Anthony Tanoto Tan, discusses his work in the field of immunopathology as it relates to both hepatitis B and the SARS-CoV-2 virus responsible for the COVID-19 situation.
In this episode, you will learn:
For the past 10 to 15 years, Dr. Tan has been trying to understand the immune system response to disease, and its role in clearing infectious diseases. With a special focus on hepatitis B, which causes an infection and can proceed to liver cancer, he ended up researching adaptive T-cell therapy for liver cancer.
With expertise in the analysis of virus-specific T cells, Dr. Tan and his team began researching the T cell response to the SARS-CoV-2 virus with the goal of determining whether there are differences in the immune response in people who are asymptomatic or have a mild case of the virus, and people who develop severe symptoms. They are also trying to understand how the T cell response changes over time, from the acute phase of the infection through to resolution of the infection.
Dr. Tan discusses the details of his recent publication on this research, which shows that people who were infected with SARS-CoV-1 17 years ago still have SARS-CoV-1-specific T cells.
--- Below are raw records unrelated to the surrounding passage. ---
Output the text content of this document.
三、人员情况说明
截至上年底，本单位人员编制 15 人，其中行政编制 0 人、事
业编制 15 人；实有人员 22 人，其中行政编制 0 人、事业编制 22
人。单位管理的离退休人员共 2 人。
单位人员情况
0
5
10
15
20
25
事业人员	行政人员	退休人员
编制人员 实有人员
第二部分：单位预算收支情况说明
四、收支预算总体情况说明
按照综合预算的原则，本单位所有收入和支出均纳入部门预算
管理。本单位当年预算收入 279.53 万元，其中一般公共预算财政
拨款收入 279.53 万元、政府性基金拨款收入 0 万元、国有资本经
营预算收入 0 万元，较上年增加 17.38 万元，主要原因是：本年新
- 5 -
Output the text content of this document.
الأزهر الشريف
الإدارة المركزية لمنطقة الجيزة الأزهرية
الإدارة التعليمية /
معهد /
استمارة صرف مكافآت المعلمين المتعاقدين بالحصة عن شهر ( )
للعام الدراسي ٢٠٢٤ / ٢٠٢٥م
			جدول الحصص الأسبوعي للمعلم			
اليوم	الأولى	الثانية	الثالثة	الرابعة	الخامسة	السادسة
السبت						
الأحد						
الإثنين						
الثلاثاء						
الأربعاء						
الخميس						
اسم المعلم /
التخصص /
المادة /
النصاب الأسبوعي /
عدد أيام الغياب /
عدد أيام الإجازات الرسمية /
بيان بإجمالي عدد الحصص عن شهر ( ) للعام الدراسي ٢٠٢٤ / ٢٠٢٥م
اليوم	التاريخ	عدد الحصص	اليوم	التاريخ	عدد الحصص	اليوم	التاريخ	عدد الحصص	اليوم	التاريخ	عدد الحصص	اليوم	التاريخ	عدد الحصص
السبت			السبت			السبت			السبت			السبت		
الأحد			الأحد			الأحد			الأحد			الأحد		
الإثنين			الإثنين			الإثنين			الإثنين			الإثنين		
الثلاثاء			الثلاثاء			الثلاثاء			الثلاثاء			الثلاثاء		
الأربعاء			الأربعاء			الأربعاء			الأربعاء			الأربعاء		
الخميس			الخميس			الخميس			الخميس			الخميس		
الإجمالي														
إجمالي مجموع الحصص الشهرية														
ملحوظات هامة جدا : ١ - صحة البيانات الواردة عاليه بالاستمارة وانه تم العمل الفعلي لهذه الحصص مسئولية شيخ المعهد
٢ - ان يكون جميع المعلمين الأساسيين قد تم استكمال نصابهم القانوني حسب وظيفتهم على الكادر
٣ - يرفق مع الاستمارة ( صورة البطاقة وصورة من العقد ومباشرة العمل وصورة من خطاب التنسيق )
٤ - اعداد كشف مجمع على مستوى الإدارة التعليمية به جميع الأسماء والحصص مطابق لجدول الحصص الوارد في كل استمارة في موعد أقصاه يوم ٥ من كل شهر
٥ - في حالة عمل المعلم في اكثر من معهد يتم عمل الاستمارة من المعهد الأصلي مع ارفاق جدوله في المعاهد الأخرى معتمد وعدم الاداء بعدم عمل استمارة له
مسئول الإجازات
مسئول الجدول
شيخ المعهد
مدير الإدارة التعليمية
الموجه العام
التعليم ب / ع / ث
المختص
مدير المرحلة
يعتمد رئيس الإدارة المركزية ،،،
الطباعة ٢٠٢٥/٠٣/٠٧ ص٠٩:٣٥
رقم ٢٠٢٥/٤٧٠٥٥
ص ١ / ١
Not surprisingly, SARS-CoV-2-specific T cells were found in individuals who have been infected with SARS-CoV-2.
Of particular interest is the finding that people who have NOT been exposed to either virus were shown to have SARS-CoV-2-specific T cells.
This suggests that a proportion of unexposed individuals have a preexisting immune response to the virus that’s causing COVID-19. Whether the function of this immune response is protective is the question that remains.
In addition to these topics, Dr.
Tan talks about the processes in innate and adaptive immunity, how T cells behave during pathogenesis, what causes T cells to have a faster response to infected cells, which proteins to target with a vaccination, and much more.